Il est une heure du matin.
La maison dort depuis longtemps.
Dehors, quelque part dans le parc, la nuit bruisse doucement, comme si le domaine se réveillait au moment précis où tout le monde s’endort.
Moi, je suis toujours là.
Assise seule devant une table recouverte de photographies.
Des centaines de photographies.
Peut-être des milliers.
Et je suis incapable d’aller me coucher.
C’est étrange quand on y pense.
Après tout, ce ne sont que des photos.
Du papier.
Des images figées.
Des fragments de passé enfermés dans des cartons.
Pourtant quelque chose me retient.
Je prends une photographie.
Puis une autre.
Puis encore une autre.
Un visage apparaît.
Je n’avais pas pensé à lui depuis des années.
Quelques images plus loin, je retrouve une scène que j’avais complètement oubliée.
Puis un rire.
Puis une rencontre.
Puis un projet.
Puis quelqu’un qui a disparu de notre quotidien.
Je ne classe plus rien.
Je voyage.
Quelques semaines plus tôt, tout semblait pourtant simple.
Cette année marque nos vingt ans en Bourgogne.
Je pensais faire ce que beaucoup font lorsqu’ils atteignent une date symbolique.
Regarder en arrière.
Choisir quelques belles images.
Raconter les travaux.
Les changements.
Les anniversaires.
Faire une rétrospective.
Mais les photographies avaient manifestement un autre projet.
Plus j’avançais dans les cartons, moins je regardais les bâtiments.
Plus je regardais les personnes.
Et cette différence a fini par m’empêcher de dormir.
Parce qu’une question revenait sans cesse.
Qu’est-ce que ces vingt années racontaient réellement ?
Les travaux ?
Le domaine ?
Les projets ?
Ou autre chose ?
C’est à ce moment-là qu’Hervé est apparu dans l’embrasure de la porte.
Il venait se coucher.
Il m’a regardée.
Puis il a observé le désordre qui régnait sur la table.
— Tu n’es toujours pas couchée ?
J’ai secoué la tête.
— Non.
— Qu’est-ce qui se passe ?
J’ai cherché mes mots.
Je lui ai parlé des cartons.
Des photographies.
Des souvenirs qui revenaient sans prévenir.
Il m’a écoutée quelques secondes.
Puis il a posé une question toute simple.
— C’est de la tristesse ?
Du regret ?
Je me souviens encore du silence qui a suivi.
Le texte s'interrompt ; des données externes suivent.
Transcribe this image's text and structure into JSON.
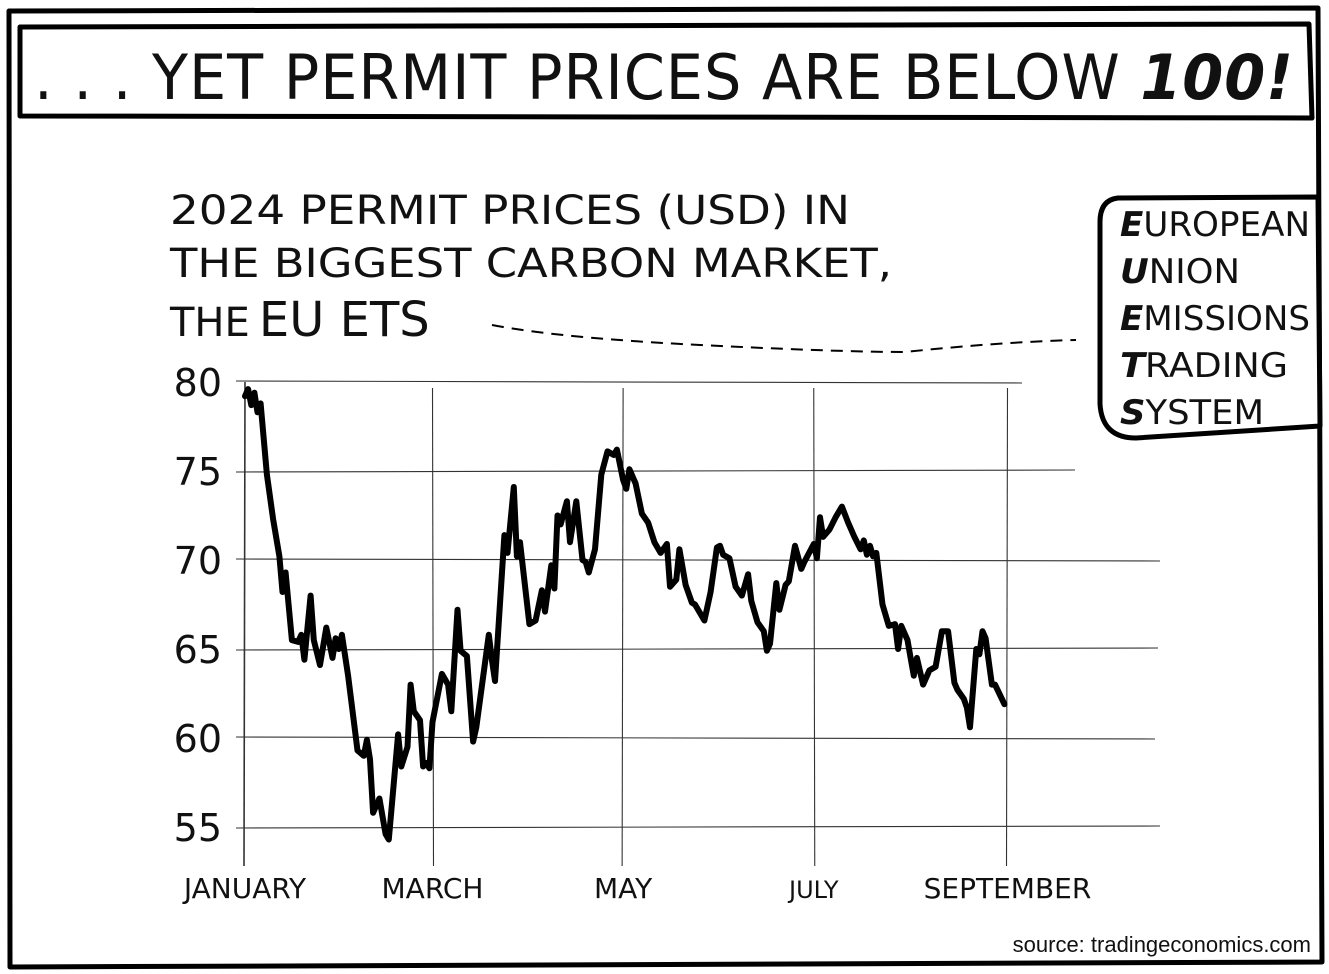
{
  "banner": {
    "prefix": ". . . YET PERMIT PRICES ARE BELOW ",
    "emphasis": "100!"
  },
  "caption": {
    "line1": "2024 PERMIT PRICES (USD) IN",
    "line2": "THE BIGGEST CARBON MARKET,",
    "line3_lead": "THE",
    "line3_term": "EU ETS"
  },
  "legend": {
    "entries": [
      {
        "initial": "E",
        "rest": "UROPEAN"
      },
      {
        "initial": "U",
        "rest": "NION"
      },
      {
        "initial": "E",
        "rest": "MISSIONS"
      },
      {
        "initial": "T",
        "rest": "RADING"
      },
      {
        "initial": "S",
        "rest": "YSTEM"
      }
    ]
  },
  "source": "source: tradingeconomics.com",
  "chart_data": {
    "type": "line",
    "title": "2024 PERMIT PRICES (USD) IN THE BIGGEST CARBON MARKET, THE EU ETS",
    "xlabel": "",
    "ylabel": "",
    "ylim": [
      53,
      80
    ],
    "yticks": [
      80,
      75,
      70,
      65,
      60,
      55
    ],
    "xticks": [
      {
        "label": "JANUARY",
        "date": "2024-01-01"
      },
      {
        "label": "MARCH",
        "date": "2024-03-01"
      },
      {
        "label": "MAY",
        "date": "2024-05-01"
      },
      {
        "label": "JULY",
        "date": "2024-07-01"
      },
      {
        "label": "SEPTEMBER",
        "date": "2024-09-01"
      }
    ],
    "grid": true,
    "series": [
      {
        "points": [
          [
            "2024-01-01",
            79.2
          ],
          [
            "2024-01-02",
            79.6
          ],
          [
            "2024-01-03",
            78.7
          ],
          [
            "2024-01-04",
            79.4
          ],
          [
            "2024-01-05",
            78.3
          ],
          [
            "2024-01-06",
            78.8
          ],
          [
            "2024-01-08",
            74.8
          ],
          [
            "2024-01-10",
            72.3
          ],
          [
            "2024-01-12",
            70.2
          ],
          [
            "2024-01-13",
            68.2
          ],
          [
            "2024-01-14",
            69.3
          ],
          [
            "2024-01-16",
            65.5
          ],
          [
            "2024-01-18",
            65.4
          ],
          [
            "2024-01-19",
            65.8
          ],
          [
            "2024-01-20",
            64.4
          ],
          [
            "2024-01-22",
            68.0
          ],
          [
            "2024-01-23",
            65.5
          ],
          [
            "2024-01-25",
            64.1
          ],
          [
            "2024-01-27",
            66.2
          ],
          [
            "2024-01-29",
            64.5
          ],
          [
            "2024-01-30",
            65.6
          ],
          [
            "2024-01-31",
            65.0
          ],
          [
            "2024-02-01",
            65.8
          ],
          [
            "2024-02-03",
            63.5
          ],
          [
            "2024-02-06",
            59.3
          ],
          [
            "2024-02-08",
            59.0
          ],
          [
            "2024-02-09",
            59.9
          ],
          [
            "2024-02-10",
            58.8
          ],
          [
            "2024-02-11",
            55.8
          ],
          [
            "2024-02-13",
            56.6
          ],
          [
            "2024-02-15",
            54.6
          ],
          [
            "2024-02-16",
            54.3
          ],
          [
            "2024-02-19",
            60.2
          ],
          [
            "2024-02-20",
            58.4
          ],
          [
            "2024-02-22",
            59.5
          ],
          [
            "2024-02-23",
            63.0
          ],
          [
            "2024-02-24",
            61.5
          ],
          [
            "2024-02-26",
            61.0
          ],
          [
            "2024-02-27",
            58.4
          ],
          [
            "2024-02-28",
            58.6
          ],
          [
            "2024-02-29",
            58.3
          ],
          [
            "2024-03-01",
            60.9
          ],
          [
            "2024-03-04",
            63.6
          ],
          [
            "2024-03-06",
            63.0
          ],
          [
            "2024-03-07",
            61.5
          ],
          [
            "2024-03-09",
            67.2
          ],
          [
            "2024-03-10",
            64.9
          ],
          [
            "2024-03-12",
            64.6
          ],
          [
            "2024-03-14",
            59.8
          ],
          [
            "2024-03-15",
            60.6
          ],
          [
            "2024-03-19",
            65.8
          ],
          [
            "2024-03-20",
            64.4
          ],
          [
            "2024-03-21",
            63.2
          ],
          [
            "2024-03-24",
            71.4
          ],
          [
            "2024-03-25",
            70.4
          ],
          [
            "2024-03-27",
            74.1
          ],
          [
            "2024-03-28",
            70.2
          ],
          [
            "2024-03-29",
            71.0
          ],
          [
            "2024-04-01",
            66.4
          ],
          [
            "2024-04-03",
            66.6
          ],
          [
            "2024-04-05",
            68.3
          ],
          [
            "2024-04-06",
            67.1
          ],
          [
            "2024-04-08",
            69.7
          ],
          [
            "2024-04-09",
            68.4
          ],
          [
            "2024-04-10",
            72.5
          ],
          [
            "2024-04-11",
            72.0
          ],
          [
            "2024-04-13",
            73.3
          ],
          [
            "2024-04-14",
            71.0
          ],
          [
            "2024-04-16",
            73.3
          ],
          [
            "2024-04-18",
            70.0
          ],
          [
            "2024-04-19",
            69.9
          ],
          [
            "2024-04-20",
            69.3
          ],
          [
            "2024-04-22",
            70.6
          ],
          [
            "2024-04-24",
            74.8
          ],
          [
            "2024-04-26",
            76.1
          ],
          [
            "2024-04-28",
            75.9
          ],
          [
            "2024-04-29",
            76.2
          ],
          [
            "2024-05-01",
            74.5
          ],
          [
            "2024-05-02",
            74.0
          ],
          [
            "2024-05-03",
            75.1
          ],
          [
            "2024-05-05",
            74.3
          ],
          [
            "2024-05-07",
            72.6
          ],
          [
            "2024-05-09",
            72.1
          ],
          [
            "2024-05-11",
            71.0
          ],
          [
            "2024-05-13",
            70.4
          ],
          [
            "2024-05-15",
            70.9
          ],
          [
            "2024-05-16",
            68.5
          ],
          [
            "2024-05-18",
            68.9
          ],
          [
            "2024-05-19",
            70.6
          ],
          [
            "2024-05-21",
            68.6
          ],
          [
            "2024-05-23",
            67.6
          ],
          [
            "2024-05-24",
            67.5
          ],
          [
            "2024-05-27",
            66.6
          ],
          [
            "2024-05-29",
            68.2
          ],
          [
            "2024-05-31",
            70.7
          ],
          [
            "2024-06-01",
            70.8
          ],
          [
            "2024-06-02",
            70.3
          ],
          [
            "2024-06-04",
            70.1
          ],
          [
            "2024-06-06",
            68.5
          ],
          [
            "2024-06-08",
            68.0
          ],
          [
            "2024-06-10",
            69.2
          ],
          [
            "2024-06-11",
            67.7
          ],
          [
            "2024-06-13",
            66.5
          ],
          [
            "2024-06-15",
            66.0
          ],
          [
            "2024-06-16",
            64.9
          ],
          [
            "2024-06-17",
            65.3
          ],
          [
            "2024-06-19",
            68.7
          ],
          [
            "2024-06-20",
            67.2
          ],
          [
            "2024-06-22",
            68.6
          ],
          [
            "2024-06-23",
            68.8
          ],
          [
            "2024-06-25",
            70.8
          ],
          [
            "2024-06-27",
            69.5
          ],
          [
            "2024-06-28",
            69.9
          ],
          [
            "2024-07-01",
            70.9
          ],
          [
            "2024-07-02",
            70.1
          ],
          [
            "2024-07-03",
            72.4
          ],
          [
            "2024-07-04",
            71.3
          ],
          [
            "2024-07-06",
            71.7
          ],
          [
            "2024-07-08",
            72.4
          ],
          [
            "2024-07-10",
            73.0
          ],
          [
            "2024-07-12",
            72.1
          ],
          [
            "2024-07-14",
            71.3
          ],
          [
            "2024-07-16",
            70.6
          ],
          [
            "2024-07-17",
            71.1
          ],
          [
            "2024-07-18",
            70.3
          ],
          [
            "2024-07-19",
            70.8
          ],
          [
            "2024-07-20",
            70.2
          ],
          [
            "2024-07-21",
            70.4
          ],
          [
            "2024-07-23",
            67.5
          ],
          [
            "2024-07-25",
            66.3
          ],
          [
            "2024-07-27",
            66.4
          ],
          [
            "2024-07-28",
            65.0
          ],
          [
            "2024-07-29",
            66.3
          ],
          [
            "2024-07-31",
            65.5
          ],
          [
            "2024-08-01",
            64.5
          ],
          [
            "2024-08-02",
            63.5
          ],
          [
            "2024-08-03",
            64.5
          ],
          [
            "2024-08-05",
            63.0
          ],
          [
            "2024-08-07",
            63.8
          ],
          [
            "2024-08-09",
            64.0
          ],
          [
            "2024-08-11",
            66.0
          ],
          [
            "2024-08-13",
            66.0
          ],
          [
            "2024-08-15",
            63.1
          ],
          [
            "2024-08-16",
            62.7
          ],
          [
            "2024-08-18",
            62.2
          ],
          [
            "2024-08-19",
            61.7
          ],
          [
            "2024-08-20",
            60.6
          ],
          [
            "2024-08-22",
            65.0
          ],
          [
            "2024-08-23",
            64.7
          ],
          [
            "2024-08-24",
            66.0
          ],
          [
            "2024-08-25",
            65.6
          ],
          [
            "2024-08-27",
            63.0
          ],
          [
            "2024-08-28",
            63.0
          ],
          [
            "2024-08-31",
            61.9
          ]
        ]
      }
    ]
  }
}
Parce que la réponse est venue d’un endroit beaucoup plus profond que je ne l’aurais imaginé.
— Non.
Ce n’est ni de la tristesse.
Ni du regret.
Je crois simplement que je vois enfin.
— Que tu vois quoi ?
J’ai regardé les photographies étalées devant moi.
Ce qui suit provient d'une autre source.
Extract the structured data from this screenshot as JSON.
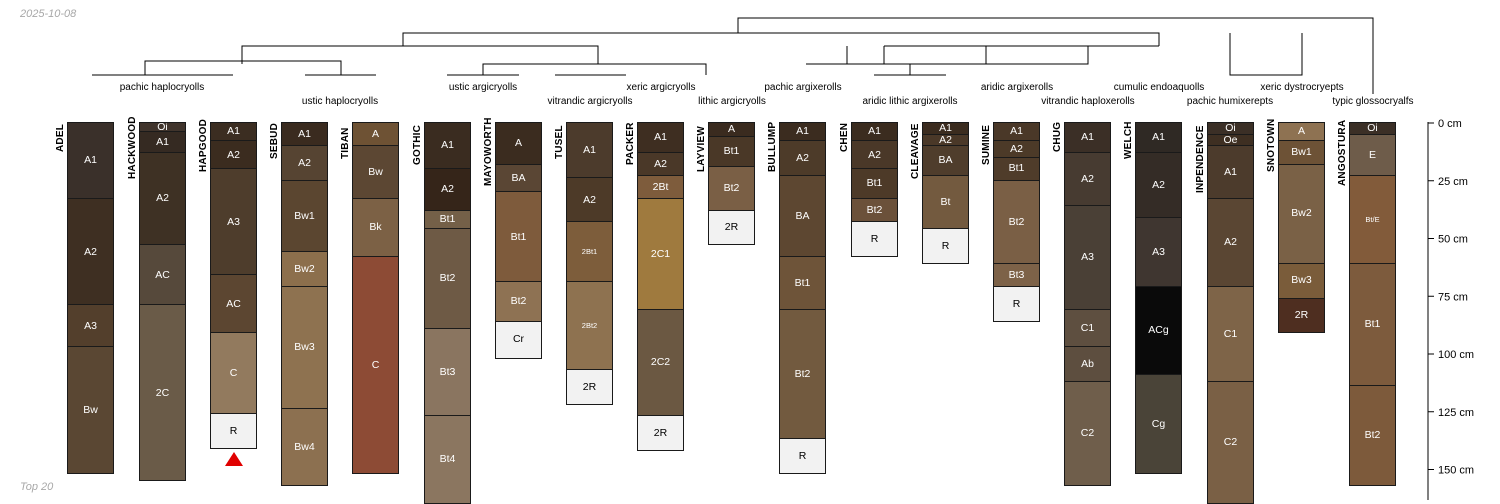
{
  "figure": {
    "date": "2025-10-08",
    "footer": "Top 20"
  },
  "colors": {
    "tree_line": "#000000",
    "horizon_border": "#1a1a1a",
    "truncation_marker": "#e00000"
  },
  "depth_axis": {
    "unit": "cm",
    "ticks": [
      "0 cm",
      "25 cm",
      "50 cm",
      "75 cm",
      "100 cm",
      "125 cm",
      "150 cm"
    ]
  },
  "taxa": [
    "pachic haplocryolls",
    "ustic haplocryolls",
    "ustic argicryolls",
    "vitrandic argicryolls",
    "xeric argicryolls",
    "lithic argicryolls",
    "pachic argixerolls",
    "aridic lithic argixerolls",
    "aridic argixerolls",
    "vitrandic haploxerolls",
    "cumulic endoaquolls",
    "pachic humixerepts",
    "xeric dystrocryepts",
    "typic glossocryalfs"
  ],
  "profiles": [
    {
      "name": "ADEL",
      "horizons": [
        {
          "label": "A1",
          "top": 0,
          "bottom": 33,
          "color": "#3a302a"
        },
        {
          "label": "A2",
          "top": 33,
          "bottom": 79,
          "color": "#3e2f22"
        },
        {
          "label": "A3",
          "top": 79,
          "bottom": 97,
          "color": "#533f2c"
        },
        {
          "label": "Bw",
          "top": 97,
          "bottom": 152,
          "color": "#5a4733"
        }
      ]
    },
    {
      "name": "HACKWOOD",
      "horizons": [
        {
          "label": "Oi",
          "top": 0,
          "bottom": 4,
          "color": "#40342c"
        },
        {
          "label": "A1",
          "top": 4,
          "bottom": 13,
          "color": "#352a22"
        },
        {
          "label": "A2",
          "top": 13,
          "bottom": 53,
          "color": "#3e3124"
        },
        {
          "label": "AC",
          "top": 53,
          "bottom": 79,
          "color": "#56493b"
        },
        {
          "label": "2C",
          "top": 79,
          "bottom": 155,
          "color": "#6a5b48"
        }
      ]
    },
    {
      "name": "HAPGOOD",
      "horizons": [
        {
          "label": "A1",
          "top": 0,
          "bottom": 8,
          "color": "#3b2d21"
        },
        {
          "label": "A2",
          "top": 8,
          "bottom": 20,
          "color": "#3b2c1f"
        },
        {
          "label": "A3",
          "top": 20,
          "bottom": 66,
          "color": "#4e3d2c"
        },
        {
          "label": "AC",
          "top": 66,
          "bottom": 91,
          "color": "#5c4631"
        },
        {
          "label": "C",
          "top": 91,
          "bottom": 126,
          "color": "#927a5e"
        },
        {
          "label": "R",
          "top": 126,
          "bottom": 141,
          "color": "#f2f2f2"
        }
      ]
    },
    {
      "name": "SEBUD",
      "horizons": [
        {
          "label": "A1",
          "top": 0,
          "bottom": 10,
          "color": "#3a2b1f"
        },
        {
          "label": "A2",
          "top": 10,
          "bottom": 25,
          "color": "#564432"
        },
        {
          "label": "Bw1",
          "top": 25,
          "bottom": 56,
          "color": "#5b4630"
        },
        {
          "label": "Bw2",
          "top": 56,
          "bottom": 71,
          "color": "#8c6f4c"
        },
        {
          "label": "Bw3",
          "top": 71,
          "bottom": 124,
          "color": "#8e7250"
        },
        {
          "label": "Bw4",
          "top": 124,
          "bottom": 157,
          "color": "#8c7050"
        }
      ]
    },
    {
      "name": "TIBAN",
      "horizons": [
        {
          "label": "A",
          "top": 0,
          "bottom": 10,
          "color": "#6e5234"
        },
        {
          "label": "Bw",
          "top": 10,
          "bottom": 33,
          "color": "#5c4733"
        },
        {
          "label": "Bk",
          "top": 33,
          "bottom": 58,
          "color": "#7c6145"
        },
        {
          "label": "C",
          "top": 58,
          "bottom": 152,
          "color": "#8d4b35"
        }
      ]
    },
    {
      "name": "GOTHIC",
      "horizons": [
        {
          "label": "A1",
          "top": 0,
          "bottom": 20,
          "color": "#3a2c20"
        },
        {
          "label": "A2",
          "top": 20,
          "bottom": 38,
          "color": "#352519"
        },
        {
          "label": "Bt1",
          "top": 38,
          "bottom": 46,
          "color": "#746048"
        },
        {
          "label": "Bt2",
          "top": 46,
          "bottom": 89,
          "color": "#6e5a45"
        },
        {
          "label": "Bt3",
          "top": 89,
          "bottom": 127,
          "color": "#8a7560"
        },
        {
          "label": "Bt4",
          "top": 127,
          "bottom": 165,
          "color": "#8b7660"
        }
      ]
    },
    {
      "name": "MAYOWORTH",
      "horizons": [
        {
          "label": "A",
          "top": 0,
          "bottom": 18,
          "color": "#3b2c1f"
        },
        {
          "label": "BA",
          "top": 18,
          "bottom": 30,
          "color": "#5a4634"
        },
        {
          "label": "Bt1",
          "top": 30,
          "bottom": 69,
          "color": "#7e5b3c"
        },
        {
          "label": "Bt2",
          "top": 69,
          "bottom": 86,
          "color": "#8e7253"
        },
        {
          "label": "Cr",
          "top": 86,
          "bottom": 102,
          "color": "#f2f2f2"
        }
      ]
    },
    {
      "name": "TUSEL",
      "horizons": [
        {
          "label": "A1",
          "top": 0,
          "bottom": 24,
          "color": "#4c3b2c"
        },
        {
          "label": "A2",
          "top": 24,
          "bottom": 43,
          "color": "#4d3a28"
        },
        {
          "label": "2Bt1",
          "top": 43,
          "bottom": 69,
          "color": "#7d5d3b",
          "small": true
        },
        {
          "label": "2Bt2",
          "top": 69,
          "bottom": 107,
          "color": "#8e7250",
          "small": true
        },
        {
          "label": "2R",
          "top": 107,
          "bottom": 122,
          "color": "#f2f2f2"
        }
      ]
    },
    {
      "name": "PACKER",
      "horizons": [
        {
          "label": "A1",
          "top": 0,
          "bottom": 13,
          "color": "#3e2e21"
        },
        {
          "label": "A2",
          "top": 13,
          "bottom": 23,
          "color": "#4a3828"
        },
        {
          "label": "2Bt",
          "top": 23,
          "bottom": 33,
          "color": "#7e5c3c"
        },
        {
          "label": "2C1",
          "top": 33,
          "bottom": 81,
          "color": "#9f7a3e"
        },
        {
          "label": "2C2",
          "top": 81,
          "bottom": 127,
          "color": "#6b5842"
        },
        {
          "label": "2R",
          "top": 127,
          "bottom": 142,
          "color": "#f2f2f2"
        }
      ]
    },
    {
      "name": "LAYVIEW",
      "horizons": [
        {
          "label": "A",
          "top": 0,
          "bottom": 6,
          "color": "#3a2b1f"
        },
        {
          "label": "Bt1",
          "top": 6,
          "bottom": 19,
          "color": "#4a3827"
        },
        {
          "label": "Bt2",
          "top": 19,
          "bottom": 38,
          "color": "#7a5f45"
        },
        {
          "label": "2R",
          "top": 38,
          "bottom": 53,
          "color": "#f2f2f2"
        }
      ]
    },
    {
      "name": "BULLUMP",
      "horizons": [
        {
          "label": "A1",
          "top": 0,
          "bottom": 8,
          "color": "#3b2c1f"
        },
        {
          "label": "A2",
          "top": 8,
          "bottom": 23,
          "color": "#4d3b29"
        },
        {
          "label": "BA",
          "top": 23,
          "bottom": 58,
          "color": "#5d4731"
        },
        {
          "label": "Bt1",
          "top": 58,
          "bottom": 81,
          "color": "#6e5439"
        },
        {
          "label": "Bt2",
          "top": 81,
          "bottom": 137,
          "color": "#725a3f"
        },
        {
          "label": "R",
          "top": 137,
          "bottom": 152,
          "color": "#f2f2f2"
        }
      ]
    },
    {
      "name": "CHEN",
      "horizons": [
        {
          "label": "A1",
          "top": 0,
          "bottom": 8,
          "color": "#3b2c1f"
        },
        {
          "label": "A2",
          "top": 8,
          "bottom": 20,
          "color": "#4a3828"
        },
        {
          "label": "Bt1",
          "top": 20,
          "bottom": 33,
          "color": "#4d3a28"
        },
        {
          "label": "Bt2",
          "top": 33,
          "bottom": 43,
          "color": "#6b513a"
        },
        {
          "label": "R",
          "top": 43,
          "bottom": 58,
          "color": "#f2f2f2"
        }
      ]
    },
    {
      "name": "CLEAVAGE",
      "horizons": [
        {
          "label": "A1",
          "top": 0,
          "bottom": 5,
          "color": "#3b2c1f"
        },
        {
          "label": "A2",
          "top": 5,
          "bottom": 10,
          "color": "#4a3828"
        },
        {
          "label": "BA",
          "top": 10,
          "bottom": 23,
          "color": "#4f3d2c"
        },
        {
          "label": "Bt",
          "top": 23,
          "bottom": 46,
          "color": "#735a3f"
        },
        {
          "label": "R",
          "top": 46,
          "bottom": 61,
          "color": "#f2f2f2"
        }
      ]
    },
    {
      "name": "SUMINE",
      "horizons": [
        {
          "label": "A1",
          "top": 0,
          "bottom": 8,
          "color": "#4a3828"
        },
        {
          "label": "A2",
          "top": 8,
          "bottom": 15,
          "color": "#4c3a28"
        },
        {
          "label": "Bt1",
          "top": 15,
          "bottom": 25,
          "color": "#4f3c2a"
        },
        {
          "label": "Bt2",
          "top": 25,
          "bottom": 61,
          "color": "#7a5f45"
        },
        {
          "label": "Bt3",
          "top": 61,
          "bottom": 71,
          "color": "#7d6248"
        },
        {
          "label": "R",
          "top": 71,
          "bottom": 86,
          "color": "#f2f2f2"
        }
      ]
    },
    {
      "name": "CHUG",
      "horizons": [
        {
          "label": "A1",
          "top": 0,
          "bottom": 13,
          "color": "#3b2f26"
        },
        {
          "label": "A2",
          "top": 13,
          "bottom": 36,
          "color": "#473b31"
        },
        {
          "label": "A3",
          "top": 36,
          "bottom": 81,
          "color": "#4a4036"
        },
        {
          "label": "C1",
          "top": 81,
          "bottom": 97,
          "color": "#5e4f40"
        },
        {
          "label": "Ab",
          "top": 97,
          "bottom": 112,
          "color": "#5d4e3f"
        },
        {
          "label": "C2",
          "top": 112,
          "bottom": 157,
          "color": "#6f5e4b"
        }
      ]
    },
    {
      "name": "WELCH",
      "horizons": [
        {
          "label": "A1",
          "top": 0,
          "bottom": 13,
          "color": "#2f2924"
        },
        {
          "label": "A2",
          "top": 13,
          "bottom": 41,
          "color": "#342c26"
        },
        {
          "label": "A3",
          "top": 41,
          "bottom": 71,
          "color": "#3f3630"
        },
        {
          "label": "ACg",
          "top": 71,
          "bottom": 109,
          "color": "#0a0a0a"
        },
        {
          "label": "Cg",
          "top": 109,
          "bottom": 152,
          "color": "#4a4438"
        }
      ]
    },
    {
      "name": "INPENDENCE",
      "horizons": [
        {
          "label": "Oi",
          "top": 0,
          "bottom": 5,
          "color": "#3b2f26"
        },
        {
          "label": "Oe",
          "top": 5,
          "bottom": 10,
          "color": "#3e2f22"
        },
        {
          "label": "A1",
          "top": 10,
          "bottom": 33,
          "color": "#4c3b2c"
        },
        {
          "label": "A2",
          "top": 33,
          "bottom": 71,
          "color": "#5a4633"
        },
        {
          "label": "C1",
          "top": 71,
          "bottom": 112,
          "color": "#7e6448"
        },
        {
          "label": "C2",
          "top": 112,
          "bottom": 165,
          "color": "#7a6045"
        }
      ]
    },
    {
      "name": "SNOTOWN",
      "horizons": [
        {
          "label": "A",
          "top": 0,
          "bottom": 8,
          "color": "#8e7252"
        },
        {
          "label": "Bw1",
          "top": 8,
          "bottom": 18,
          "color": "#6d5236"
        },
        {
          "label": "Bw2",
          "top": 18,
          "bottom": 61,
          "color": "#7a6146"
        },
        {
          "label": "Bw3",
          "top": 61,
          "bottom": 76,
          "color": "#7a5c3a"
        },
        {
          "label": "2R",
          "top": 76,
          "bottom": 91,
          "color": "#4e2e20"
        }
      ]
    },
    {
      "name": "ANGOSTURA",
      "horizons": [
        {
          "label": "Oi",
          "top": 0,
          "bottom": 5,
          "color": "#3b2f26"
        },
        {
          "label": "E",
          "top": 5,
          "bottom": 23,
          "color": "#6e5c4a"
        },
        {
          "label": "Bt/E",
          "top": 23,
          "bottom": 61,
          "color": "#825b3a",
          "small": true
        },
        {
          "label": "Bt1",
          "top": 61,
          "bottom": 114,
          "color": "#7d5b3d"
        },
        {
          "label": "Bt2",
          "top": 114,
          "bottom": 157,
          "color": "#7d5a3b"
        }
      ]
    }
  ]
}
Et, pour la première fois, quelque chose m’est apparu avec évidence.
Depuis des années, je pensais que cette histoire parlait d’un lieu.
D’un projet.
D’une restauration.
D’une aventure familiale.
Mais les photographies racontaient tout autre chose.
Elles racontaient les personnes.
Celles qui sont arrivées.
Celles qui sont reparties.
Celles qui ont changé de direction.
Celles qui nous ont transformés sans même le savoir.
Et peut-être que ces vingt années n’étaient pas l’histoire d’une propriété.
Peut-être étaient-elles l’histoire des transformations qu’elle avait rendues possibles.
Cette nuit-là, sans encore le savoir, les Chroniques de la Transformation venaient de naître.
Mais une autre question m’attendait déjà.